Writing Career and Adult Life

From early on, Delany's writing attracted attention for its frank and original explorations of racial issues and human sexuality. In 1962 he published The Jewels of Aptor. Babel-17 was published in 1966 (the same year as Empire Star) and won him the first of his four Nebula Awards. He has also won two Hugo Awards and was inducted into the Science Fiction Hall of Fame in 2002.

Although gay, he married poet Marilyn Hacker (b. 1942) in 1961. The two maintained an open marriage and had one daughter. Over time Marilyn also came to identify as gay, and in 1974, they separated. The couple officially divorced in 1980. Beginning in 1991, Delany lived with his male partner Dennis Rickett. By 1975 he held several university positions while maintaining his prolific writing output. His last academic position was at Philadelphia's Temple University, where he taught English for five years before retiring from academe in 2015.

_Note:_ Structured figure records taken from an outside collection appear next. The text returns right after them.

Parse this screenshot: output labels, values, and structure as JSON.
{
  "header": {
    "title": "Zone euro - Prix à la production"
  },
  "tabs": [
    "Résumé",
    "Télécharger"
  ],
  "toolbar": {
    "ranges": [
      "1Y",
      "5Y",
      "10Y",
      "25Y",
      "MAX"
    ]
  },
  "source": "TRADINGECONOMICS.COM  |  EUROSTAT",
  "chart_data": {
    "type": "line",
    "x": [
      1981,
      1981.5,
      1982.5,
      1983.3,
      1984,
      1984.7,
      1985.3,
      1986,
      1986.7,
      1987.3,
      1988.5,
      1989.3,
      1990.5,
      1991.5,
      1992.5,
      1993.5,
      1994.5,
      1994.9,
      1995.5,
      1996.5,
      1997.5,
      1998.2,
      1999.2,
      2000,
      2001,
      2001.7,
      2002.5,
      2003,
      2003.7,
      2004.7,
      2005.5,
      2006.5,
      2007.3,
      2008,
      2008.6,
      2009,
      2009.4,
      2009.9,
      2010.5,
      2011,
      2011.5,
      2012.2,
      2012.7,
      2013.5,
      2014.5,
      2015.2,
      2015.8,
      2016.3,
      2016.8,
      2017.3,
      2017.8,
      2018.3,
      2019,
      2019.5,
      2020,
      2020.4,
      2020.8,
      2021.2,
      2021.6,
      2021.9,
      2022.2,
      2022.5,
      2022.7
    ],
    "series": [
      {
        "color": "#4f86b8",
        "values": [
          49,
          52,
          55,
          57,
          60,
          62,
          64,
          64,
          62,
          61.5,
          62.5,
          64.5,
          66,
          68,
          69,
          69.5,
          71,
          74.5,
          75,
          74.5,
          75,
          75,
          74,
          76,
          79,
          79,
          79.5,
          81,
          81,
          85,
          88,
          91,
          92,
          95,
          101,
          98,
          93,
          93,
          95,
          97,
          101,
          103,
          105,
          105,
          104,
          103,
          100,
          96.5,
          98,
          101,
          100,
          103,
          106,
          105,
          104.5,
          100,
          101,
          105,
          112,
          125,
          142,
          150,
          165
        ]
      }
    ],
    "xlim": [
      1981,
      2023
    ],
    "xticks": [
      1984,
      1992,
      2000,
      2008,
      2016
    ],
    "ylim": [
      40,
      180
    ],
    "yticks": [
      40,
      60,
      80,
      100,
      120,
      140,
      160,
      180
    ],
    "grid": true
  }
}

Delany remained active at writing during his postretirement from teaching. His later works include a short story entitled "The Hermit of Houston," published in the September/October 2017 issue of The Magazine of Fantasy and Science Fiction. In 2018 he released a collection of fiction and essays entitled The Atheist in the Attic, and in 2019, he put out a memoir called Letters from Amherst: Five Narrative Letters.


In a July 29, 2015, New Yorker article entitled "Samuel Delany and the Past and Future of Science Fiction," pop culture writer Peter Bebergal pointed out that when Delany began his writing career, science fiction was "characterized by gee-whiz futurism, machismo adventuring, and white, heterosexual heroes." Delany's creative expansions of the genre beyond those traditional parameters have continued to fascinate readers and inspire writers of science fiction over time.